Convolution in MATLAB: Source Code and Explanation

This document explores convolution using MATLAB, providing example source code and explanations. Convolution is a fundamental operation in signal processing. It’s worth noting that convolving two signals in the time domain is equivalent to multiplying their frequency spectra. The process involves flipping one signal, shifting it, and then multiplying its elements with the corresponding elements of the other signal.

The general formula for the convolution output z[n] is:

$z[n] = \sum X[k] \* Y[k-n]$

MATLAB Code Example

The following MATLAB code demonstrates convolution without using the built-in conv function, followed by a demonstration using the built-in function for comparison.

clc;
clear all;

x = [1 2 3 4 5]; % First signal
h = [1 2];       % Second signal (impulse response)

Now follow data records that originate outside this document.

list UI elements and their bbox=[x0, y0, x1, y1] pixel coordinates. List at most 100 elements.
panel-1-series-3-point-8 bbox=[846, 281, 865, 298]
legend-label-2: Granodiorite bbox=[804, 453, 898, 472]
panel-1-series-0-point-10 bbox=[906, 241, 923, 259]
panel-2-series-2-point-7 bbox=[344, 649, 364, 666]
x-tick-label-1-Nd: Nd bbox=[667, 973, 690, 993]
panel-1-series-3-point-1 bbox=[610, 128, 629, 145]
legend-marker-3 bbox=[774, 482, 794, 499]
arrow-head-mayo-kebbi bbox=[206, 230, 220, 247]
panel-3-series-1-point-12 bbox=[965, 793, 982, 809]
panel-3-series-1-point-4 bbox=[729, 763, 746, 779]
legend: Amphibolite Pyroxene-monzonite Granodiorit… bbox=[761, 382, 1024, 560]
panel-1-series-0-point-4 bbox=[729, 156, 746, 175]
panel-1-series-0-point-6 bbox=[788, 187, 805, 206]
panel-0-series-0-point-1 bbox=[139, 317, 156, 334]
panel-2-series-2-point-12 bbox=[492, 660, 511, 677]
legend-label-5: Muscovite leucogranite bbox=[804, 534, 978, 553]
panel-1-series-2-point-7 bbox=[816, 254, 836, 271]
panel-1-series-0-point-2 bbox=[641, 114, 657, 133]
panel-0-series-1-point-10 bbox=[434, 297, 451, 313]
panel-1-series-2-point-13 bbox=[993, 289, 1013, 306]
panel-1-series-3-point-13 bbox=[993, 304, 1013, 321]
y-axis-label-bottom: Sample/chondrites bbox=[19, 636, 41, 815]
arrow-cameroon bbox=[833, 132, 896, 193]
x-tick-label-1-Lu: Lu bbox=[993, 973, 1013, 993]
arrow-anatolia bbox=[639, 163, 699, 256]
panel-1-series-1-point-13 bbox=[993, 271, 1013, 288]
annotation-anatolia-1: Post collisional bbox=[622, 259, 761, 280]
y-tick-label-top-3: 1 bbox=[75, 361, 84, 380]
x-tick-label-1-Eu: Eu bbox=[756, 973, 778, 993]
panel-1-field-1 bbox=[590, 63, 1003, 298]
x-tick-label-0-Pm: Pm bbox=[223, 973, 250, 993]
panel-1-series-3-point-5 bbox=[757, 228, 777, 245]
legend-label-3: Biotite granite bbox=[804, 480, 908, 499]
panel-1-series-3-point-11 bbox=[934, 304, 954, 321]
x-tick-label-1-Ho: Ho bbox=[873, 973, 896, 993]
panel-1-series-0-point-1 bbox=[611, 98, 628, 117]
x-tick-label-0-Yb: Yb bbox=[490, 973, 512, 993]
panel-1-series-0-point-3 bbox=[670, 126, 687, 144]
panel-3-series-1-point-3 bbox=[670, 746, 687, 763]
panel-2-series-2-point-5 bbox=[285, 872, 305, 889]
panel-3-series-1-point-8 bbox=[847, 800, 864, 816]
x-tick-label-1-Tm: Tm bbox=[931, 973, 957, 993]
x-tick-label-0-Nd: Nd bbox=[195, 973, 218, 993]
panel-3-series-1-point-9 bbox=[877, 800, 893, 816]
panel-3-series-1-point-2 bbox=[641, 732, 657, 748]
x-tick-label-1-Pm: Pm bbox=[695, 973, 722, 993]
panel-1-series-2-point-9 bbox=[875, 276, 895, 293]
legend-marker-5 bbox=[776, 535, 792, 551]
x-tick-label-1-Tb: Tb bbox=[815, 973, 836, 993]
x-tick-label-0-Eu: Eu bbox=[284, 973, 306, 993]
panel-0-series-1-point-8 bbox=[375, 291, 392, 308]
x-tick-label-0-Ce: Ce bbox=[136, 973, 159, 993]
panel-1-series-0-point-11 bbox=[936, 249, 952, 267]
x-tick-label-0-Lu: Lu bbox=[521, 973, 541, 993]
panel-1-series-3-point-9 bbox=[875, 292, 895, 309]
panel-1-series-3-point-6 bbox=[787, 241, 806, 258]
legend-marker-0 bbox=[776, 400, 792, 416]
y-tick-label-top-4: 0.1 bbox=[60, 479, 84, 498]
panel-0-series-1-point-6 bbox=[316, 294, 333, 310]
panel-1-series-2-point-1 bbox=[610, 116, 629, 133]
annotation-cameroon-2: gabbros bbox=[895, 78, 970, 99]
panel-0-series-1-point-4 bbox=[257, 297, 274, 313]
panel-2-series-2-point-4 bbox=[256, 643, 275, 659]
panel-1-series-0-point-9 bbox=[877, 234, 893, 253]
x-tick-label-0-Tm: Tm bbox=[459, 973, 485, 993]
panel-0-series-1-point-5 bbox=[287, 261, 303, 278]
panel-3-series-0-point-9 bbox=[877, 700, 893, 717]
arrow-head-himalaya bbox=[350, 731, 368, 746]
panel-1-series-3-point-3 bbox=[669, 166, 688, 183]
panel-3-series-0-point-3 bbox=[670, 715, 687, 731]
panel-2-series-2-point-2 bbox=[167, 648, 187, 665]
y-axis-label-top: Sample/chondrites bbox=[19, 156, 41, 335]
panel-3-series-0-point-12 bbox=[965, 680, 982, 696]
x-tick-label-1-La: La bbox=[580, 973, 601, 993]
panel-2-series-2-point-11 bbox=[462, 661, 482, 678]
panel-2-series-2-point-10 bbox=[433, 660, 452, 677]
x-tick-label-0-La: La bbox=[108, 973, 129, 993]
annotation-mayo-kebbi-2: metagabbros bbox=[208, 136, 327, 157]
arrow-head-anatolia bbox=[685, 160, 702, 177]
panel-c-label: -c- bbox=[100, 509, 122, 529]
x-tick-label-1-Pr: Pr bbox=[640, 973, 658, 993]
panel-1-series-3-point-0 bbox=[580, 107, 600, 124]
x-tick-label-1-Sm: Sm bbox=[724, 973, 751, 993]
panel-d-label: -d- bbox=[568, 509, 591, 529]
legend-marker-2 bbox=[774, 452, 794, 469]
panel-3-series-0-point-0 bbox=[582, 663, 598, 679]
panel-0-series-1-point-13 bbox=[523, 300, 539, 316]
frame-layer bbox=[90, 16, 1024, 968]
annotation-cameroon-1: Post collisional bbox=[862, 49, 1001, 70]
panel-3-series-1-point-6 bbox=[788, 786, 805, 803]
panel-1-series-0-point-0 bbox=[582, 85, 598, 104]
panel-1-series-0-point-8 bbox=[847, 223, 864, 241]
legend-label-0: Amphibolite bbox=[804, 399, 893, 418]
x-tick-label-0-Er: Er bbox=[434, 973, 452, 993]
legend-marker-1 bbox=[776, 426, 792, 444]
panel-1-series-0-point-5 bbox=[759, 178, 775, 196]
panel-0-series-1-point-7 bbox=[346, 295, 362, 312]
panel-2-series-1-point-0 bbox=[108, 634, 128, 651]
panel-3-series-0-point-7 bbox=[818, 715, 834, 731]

% Manual convolution calculation
y(1) = x(1)*h(1);
y(2) = x(2)*h(1) + x(1)*h(2);
y(3) = x(3)*h(1) + x(2)*h(2);
y(4) = x(4)*h(1) + x(3)*h(2);
y(5) = x(5)*h(1) + x(4)*h(2);
y(6) = x(5)*h(2);

y  % Outputs the result of convolution between x and h vectors

len = length(y)  % Length of result(y length) = length(x) + length(h) - 1

% MATLAB built-in convolution function 'conv'
y1 = conv(x,h)  % Output as per matlab built in function
len1 = length(y1)

plot(y-y1);
title('Difference between MATLAB conv function and our code');

Explanation:

1. Initialization: The code starts by clearing the command window and workspace. Two vectors, x and h, are defined, representing the two signals to be convolved.
2. Manual Convolution: The code then performs the convolution manually, calculating each element of the output vector y. This illustrates the sliding-and-summing process of convolution. Each element of y is computed based on the formula provided earlier.
3. Output: The y variable, containing the result of the manual convolution, is displayed. The length of the result y is calculated, verifying that it equals the sum of lengths of input vectors x and h minus 1.
4. Built-in conv Function: The code then uses MATLAB’s built-in conv function to perform the same convolution. The result is stored in y1.
5. Comparison: Finally, the code plots the difference between the manually calculated convolution (y) and the result from the conv function (y1). Ideally, this difference should be zero, confirming that the manual implementation is correct.
6. Length: len1 stores the length of the convolution result produced by the built-in conv function.

Important Considerations

• The length of the resulting vector y from the convolution of vectors x and h is always length(x) + length(h) - 1.